Partendo dalla convinzione che le comunità siano fatte di esseri umani più che di cose, Antonio Alberto Semi propone sul Corriere del Veneto una riflessione sullo sviluppo turistico di un caso esemplare: quello di Venezia.
“Il turismo non sia decrescita” avverte Semi, secondo il quale una città “si sviluppa solo se offre possibilità diversificate ai propri cittadini, che sono portatori di desideri diversi, e se trasmette l’idea che abbia un senso starci e partecipare”. In caso contrario, decade e viene abbandonata, cessando di esistere come città.

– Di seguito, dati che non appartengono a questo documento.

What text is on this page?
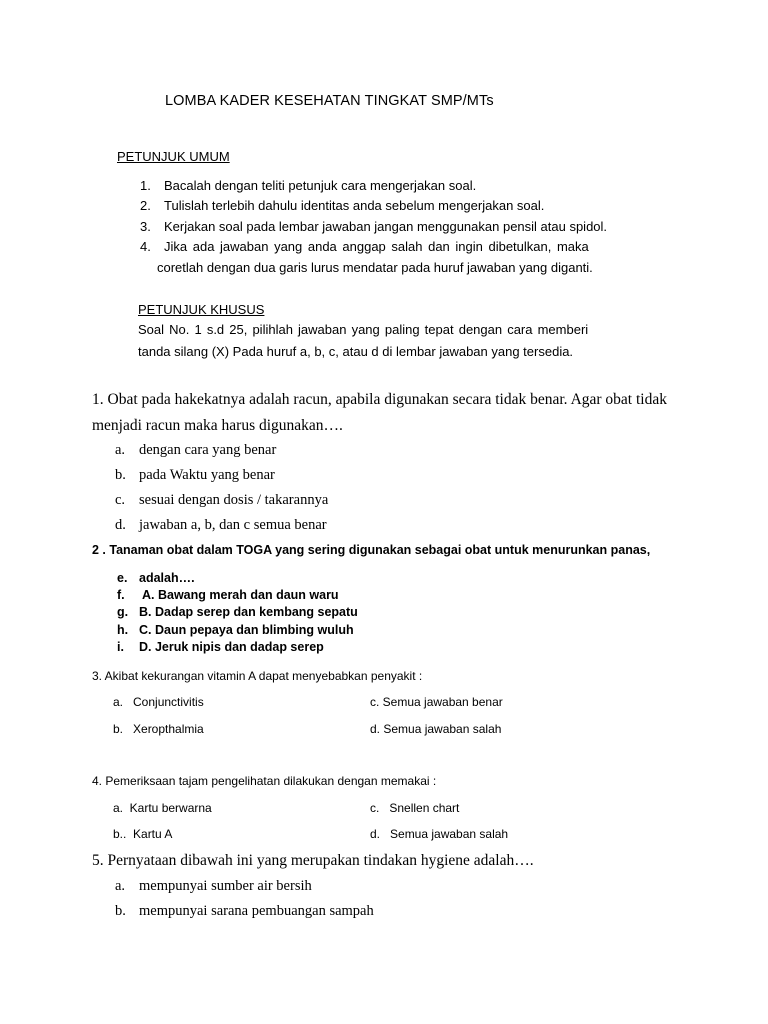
LOMBA KADER KESEHATAN TINGKAT SMP/MTs
PETUNJUK UMUM
1.	Bacalah dengan teliti petunjuk cara mengerjakan soal.
2.	Tulislah terlebih dahulu identitas anda sebelum mengerjakan soal.
3.	Kerjakan soal pada lembar jawaban jangan menggunakan pensil atau spidol.
4.	Jika ada jawaban yang anda anggap salah dan ingin dibetulkan, maka
coretlah dengan dua garis lurus mendatar pada huruf jawaban yang diganti.
PETUNJUK KHUSUS
Soal No. 1 s.d 25, pilihlah jawaban yang paling tepat dengan cara memberi
tanda silang (X) Pada huruf a, b, c, atau d di lembar jawaban yang tersedia.
1. Obat pada hakekatnya adalah racun, apabila digunakan secara tidak benar. Agar obat tidak
menjadi racun maka harus digunakan….
a. dengan cara yang benar
b. pada Waktu yang benar
c. sesuai dengan dosis / takarannya
d. jawaban a, b, dan c semua benar
2 . Tanaman obat dalam TOGA yang sering digunakan sebagai obat untuk menurunkan panas,
e. adalah….
f. A. Bawang merah dan daun waru
g. B. Dadap serep dan kembang sepatu
h. C. Daun pepaya dan blimbing wuluh
i. D. Jeruk nipis dan dadap serep
3. Akibat kekurangan vitamin A dapat menyebabkan penyakit :
a.   Conjunctivitis	c. Semua jawaban benar
b.   Xeropthalmia	d. Semua jawaban salah
4. Pemeriksaan tajam pengelihatan dilakukan dengan memakai :
a.  Kartu berwarna	c.   Snellen chart
b..  Kartu A	d.   Semua jawaban salah
5. Pernyataan dibawah ini yang merupakan tindakan hygiene adalah….
a. mempunyai sumber air bersih
b. mempunyai sarana pembuangan sampah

“Da questo punto di vista, guardiamo Venezia come un caso tipico, esemplare: che senso ha starci?” chiede il giornalista, interpretando i dubbi di tanti cittadini che, dal 1950 a oggi, hanno portato la Serenissima a calare da 200.000 ad appena 57.000 abitanti. Un “disastro”, secondo Semi, che diventa ancora più inquietante quando si esaminano i dati. Scoprendo che sono soprattutto i giovani ad andarsene altrove, e che la risposta a questo disastro non è nel turismo, considerato “l’unica strada (per giunta facile) per guadagnare” e quindi un elemento “devastante”. Perché “chi aveva altre prospettive che se le cavasse di testa o andasse altrove”, e perché la “prospettiva di decrescita culturale della popolazione attiva”, quando anche le attività turistiche passeranno in mano di non veneziani, rischia di lasciare disponibili solo posti di lavoro “subalterni”. Che non fanno crescere la città, se per città si intende un insieme di persone e non di pietre.
Prendiamola alla larga, la questione del turismo e vediamola nella prospettiva delle città. Che cos’è una città? Un insieme di pietre e oggetti magari meravigliosi o una comunità umana? Credo non ci possano essere dubbi al proposito: se non ci sono i cittadini non c’è città, c’è solo un insieme di cose. E una città è articolata, complicata, diversificata. Si sviluppa solo se tiene conto della sua realtà e delle sfide della sua contemporaneità. Si sviluppa solo se offre possibilità diversificate ai propri cittadini, che sono portatori di desideri diversi, e se trasmette l’idea che abbia un senso starci e partecipare. Altrimenti decade e viene abbandonata.